British Columbia

Hunt for long-lost father driven by 'primal' urge, says Ontario daughter

Gina McCormack is looking for her father. He walked away from her family decades ago, but her plea for help on social media has garnered almost 9,000 responses, and a few leads suggesting he re-settled in B.C.

'There is a piece of you missing,' says Gina McCormack of Owen Sound, Ont.

Thomas Smith Hammond was born in October 1934 in Scotland. In this undated photo, he stands in High Park in Toronto, Ontario. (Gina Hammond Mccormack/Facebook)

Ontario resident Gina McCormack, 57, was raised by a step-father she loves, but the mystery of her biological father still nags at her. 

It's been more than five decades since he walked out of her life, but McCormack still wants to find him. And thanks to social media, she may now have a chance to. 

McCormack has put out a plea for information. It's garnered almost 9,000 responses, among them a few solid leads suggesting her father resettled in B.C. after walking out on her family.

A Halloween 'trick'

Gina Hammond McCormack spent decades looking for her biological father. Search Squad members found him in a few hours. (Gina McCormack/Facebook)

McCormack says it was Oct. 31, 1961. Her mother was pregnant with her fourth child, a boy. They came home to find her father had disappeared. 

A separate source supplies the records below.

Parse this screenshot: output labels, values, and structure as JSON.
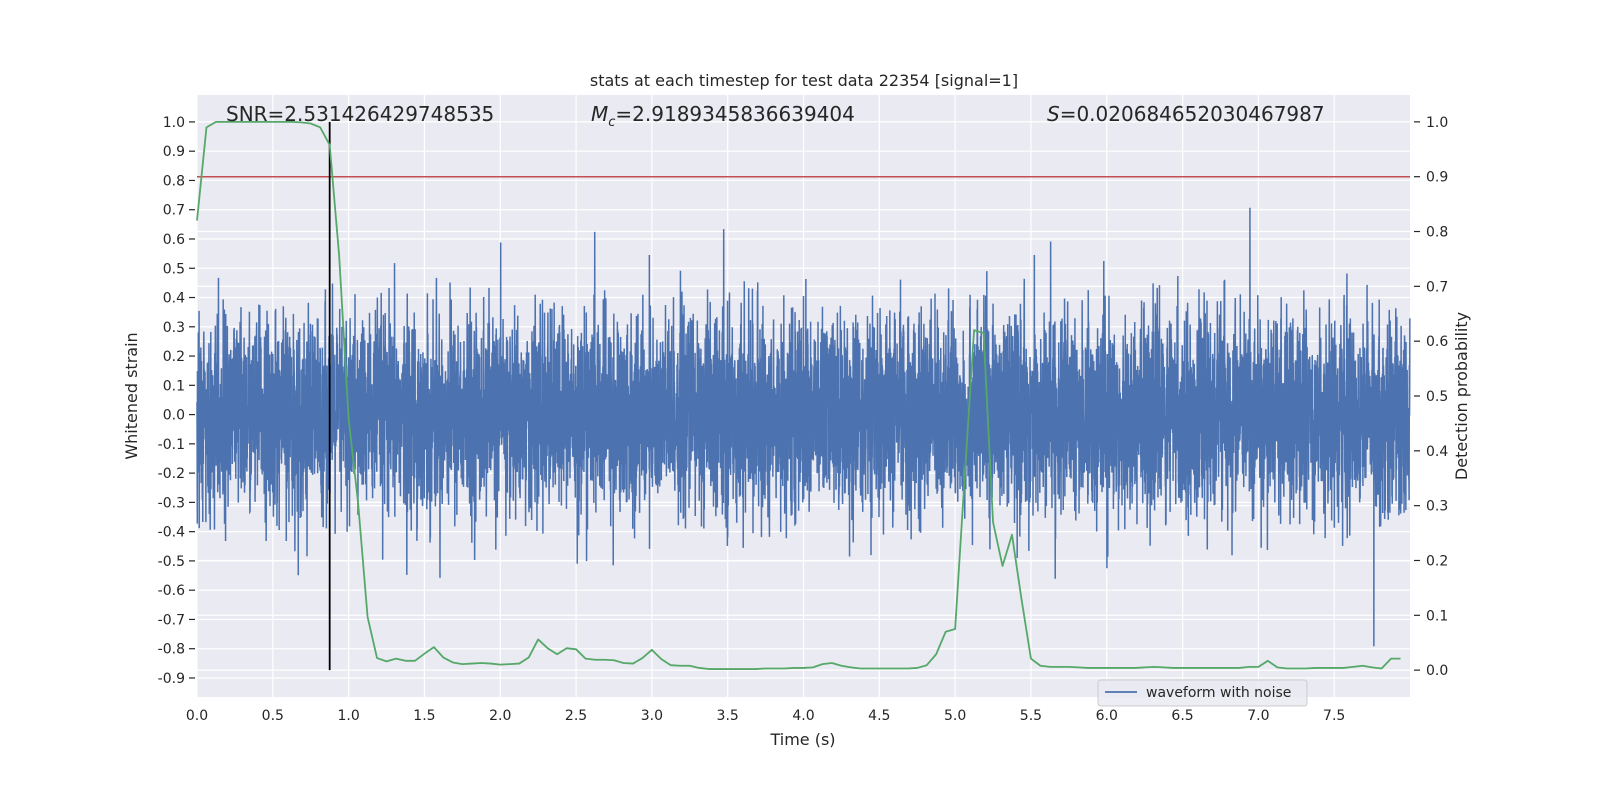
{
  "chart_data": {
    "type": "line",
    "title": "stats at each timestep for test data 22354 [signal=1]",
    "xlabel": "Time (s)",
    "ylabel": "Whitened strain",
    "ylabel_right": "Detection probability",
    "xlim": [
      0,
      8
    ],
    "ylim": [
      -0.965,
      1.092
    ],
    "ylim_right": [
      -0.049,
      1.049
    ],
    "grid": true,
    "background": "#eaeaf2",
    "x_ticks": [
      "0.0",
      "0.5",
      "1.0",
      "1.5",
      "2.0",
      "2.5",
      "3.0",
      "3.5",
      "4.0",
      "4.5",
      "5.0",
      "5.5",
      "6.0",
      "6.5",
      "7.0",
      "7.5"
    ],
    "y_ticks": [
      "-0.9",
      "-0.8",
      "-0.7",
      "-0.6",
      "-0.5",
      "-0.4",
      "-0.3",
      "-0.2",
      "-0.1",
      "0.0",
      "0.1",
      "0.2",
      "0.3",
      "0.4",
      "0.5",
      "0.6",
      "0.7",
      "0.8",
      "0.9",
      "1.0"
    ],
    "y_right_ticks": [
      "0.0",
      "0.1",
      "0.2",
      "0.3",
      "0.4",
      "0.5",
      "0.6",
      "0.7",
      "0.8",
      "0.9",
      "1.0"
    ],
    "annotations": {
      "snr": {
        "text": "SNR=2.531426429748535"
      },
      "mc": {
        "symbol": "M",
        "subscript": "c",
        "value": "=2.9189345836639404"
      },
      "s": {
        "symbol": "S",
        "value": "=0.020684652030467987"
      }
    },
    "legend": {
      "placement": "lower-right",
      "entries": [
        "waveform with noise"
      ]
    },
    "series": [
      {
        "name": "waveform with noise",
        "color": "#4c72b0",
        "axis": "left",
        "kind": "noisy strain"
      },
      {
        "color": "#55a868",
        "axis": "right",
        "x": [
          0,
          0.0625,
          0.125,
          0.1875,
          0.25,
          0.3125,
          0.375,
          0.4375,
          0.5,
          0.5625,
          0.625,
          0.6875,
          0.75,
          0.8125,
          0.875,
          0.9375,
          1,
          1.0625,
          1.125,
          1.1875,
          1.25,
          1.3125,
          1.375,
          1.4375,
          1.5,
          1.5625,
          1.625,
          1.6875,
          1.75,
          1.8125,
          1.875,
          1.9375,
          2,
          2.0625,
          2.125,
          2.1875,
          2.25,
          2.3125,
          2.375,
          2.4375,
          2.5,
          2.5625,
          2.625,
          2.6875,
          2.75,
          2.8125,
          2.875,
          2.9375,
          3,
          3.0625,
          3.125,
          3.1875,
          3.25,
          3.3125,
          3.375,
          3.4375,
          3.5,
          3.5625,
          3.625,
          3.6875,
          3.75,
          3.8125,
          3.875,
          3.9375,
          4,
          4.0625,
          4.125,
          4.1875,
          4.25,
          4.3125,
          4.375,
          4.4375,
          4.5,
          4.5625,
          4.625,
          4.6875,
          4.75,
          4.8125,
          4.875,
          4.9375,
          5,
          5.0625,
          5.125,
          5.1875,
          5.25,
          5.3125,
          5.375,
          5.4375,
          5.5,
          5.5625,
          5.625,
          5.6875,
          5.75,
          5.8125,
          5.875,
          5.9375,
          6,
          6.0625,
          6.125,
          6.1875,
          6.25,
          6.3125,
          6.375,
          6.4375,
          6.5,
          6.5625,
          6.625,
          6.6875,
          6.75,
          6.8125,
          6.875,
          6.9375,
          7,
          7.0625,
          7.125,
          7.1875,
          7.25,
          7.3125,
          7.375,
          7.4375,
          7.5,
          7.5625,
          7.625,
          7.6875,
          7.75,
          7.8125,
          7.875,
          7.9375
        ],
        "y": [
          0.82,
          0.99,
          1,
          1,
          1,
          1,
          1,
          1,
          1,
          1,
          1,
          0.999,
          0.997,
          0.99,
          0.958,
          0.756,
          0.458,
          0.305,
          0.097,
          0.022,
          0.016,
          0.021,
          0.017,
          0.017,
          0.03,
          0.042,
          0.023,
          0.014,
          0.011,
          0.012,
          0.013,
          0.012,
          0.01,
          0.011,
          0.012,
          0.023,
          0.056,
          0.04,
          0.029,
          0.04,
          0.038,
          0.021,
          0.019,
          0.019,
          0.018,
          0.013,
          0.012,
          0.022,
          0.037,
          0.02,
          0.009,
          0.008,
          0.008,
          0.004,
          0.002,
          0.002,
          0.002,
          0.002,
          0.002,
          0.002,
          0.003,
          0.003,
          0.003,
          0.004,
          0.004,
          0.005,
          0.011,
          0.013,
          0.008,
          0.005,
          0.003,
          0.003,
          0.003,
          0.003,
          0.003,
          0.003,
          0.004,
          0.009,
          0.029,
          0.07,
          0.075,
          0.35,
          0.62,
          0.615,
          0.27,
          0.19,
          0.247,
          0.13,
          0.021,
          0.008,
          0.006,
          0.006,
          0.006,
          0.005,
          0.004,
          0.004,
          0.004,
          0.004,
          0.004,
          0.004,
          0.005,
          0.006,
          0.005,
          0.004,
          0.004,
          0.004,
          0.004,
          0.004,
          0.004,
          0.004,
          0.004,
          0.006,
          0.006,
          0.017,
          0.005,
          0.003,
          0.003,
          0.003,
          0.004,
          0.004,
          0.004,
          0.004,
          0.006,
          0.008,
          0.005,
          0.003,
          0.021,
          0.021
        ]
      }
    ],
    "hlines": [
      {
        "y": 0.9,
        "axis": "right",
        "color": "#c44e52"
      }
    ],
    "vlines": [
      {
        "x": 0.875,
        "color": "#000000"
      }
    ]
  }
}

"She took us out for Halloween Oct. 31, 1961 and when she came home it was her 'trick' — he was gone," said McCormack.

"He just left," she said.

She's been looking for him on and off since then, but she doesn't have much to go on.  

Who was he?

McCormack knows her father, Thomas Smith Hammond, was a police officer in Scotland, and worked for CP Rail once in Canada. She knows he played the bagpipes, and had a mean temper.

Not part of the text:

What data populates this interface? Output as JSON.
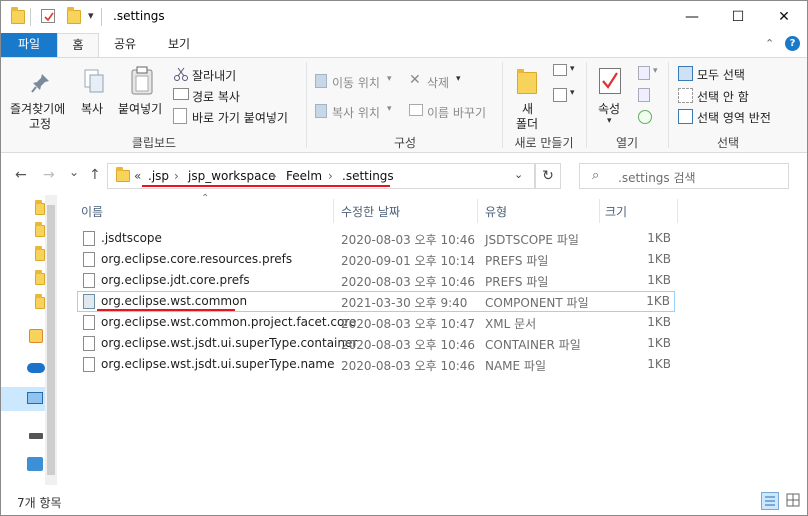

About 23 years ago, McCormack said she got a call from a man claiming to be him who seemed to know details of his life. 

That man told her that he'd moved to England, after remarrying and having a child named Gordon in B.C. with his new Hungarian wife.

He never gave her a phone number, and once they hung up the trail went cold again.

But she hasn't given up. 

"There is a piece of you missing," she said. 

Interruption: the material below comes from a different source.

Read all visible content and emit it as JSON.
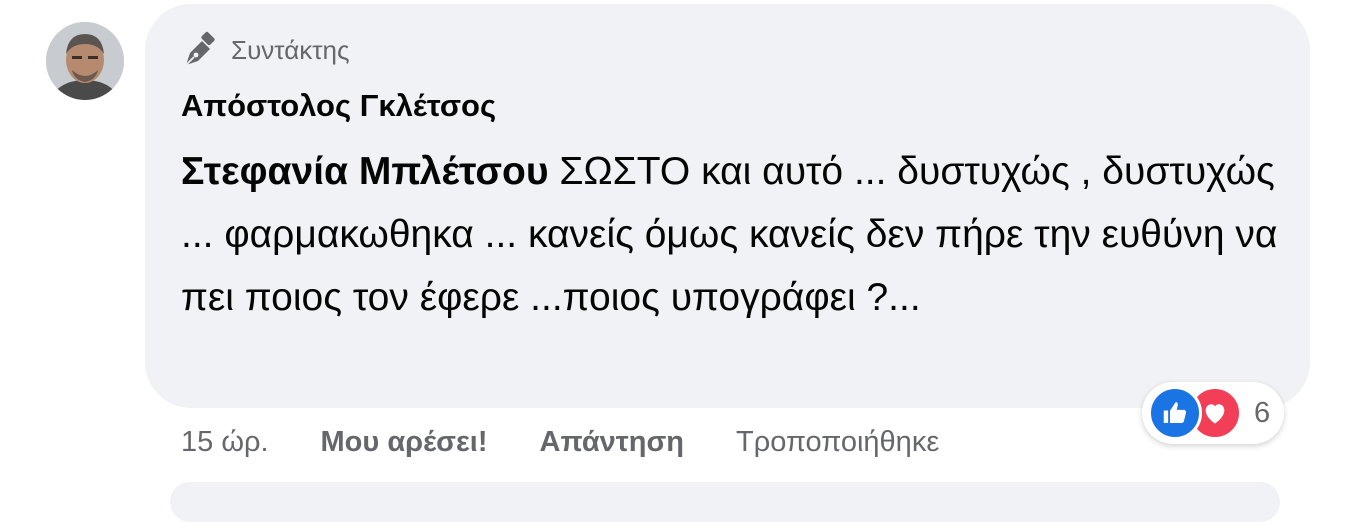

"It doesn't matter who the person is. Good or bad they are your mom or your dad and you walk around your whole life being only half a person."

Social media, science and family mysteries

McCormack is one of a growing number of people around the world who are looking to solve family mysteries by sleuthing on social media and through DNA registry sites.

The recent story of an Ontario woman who found two siblings in Prince Rupert is a recent, widely publicized example. Janet Keall and her new-found siblings, who were all abandoned at birth, eventually found their biologicial mother, but say she had died a few months prior. 

McCormack doesn't yet know where her search could end. Hundreds of people replied to her recent plea on social media — most wishing her well, or asking if she'd found her father.

But a few claimed to recall this man and his two sons living in the Fraser Valley, some suggested he was once part-owner of a Vancouver pub.

She has also been told he might have died. But she remains undeterred, saying she would like to connect with any half siblings she may have. 

"I don't know if it's primal but there's something that drives you to do it," she said.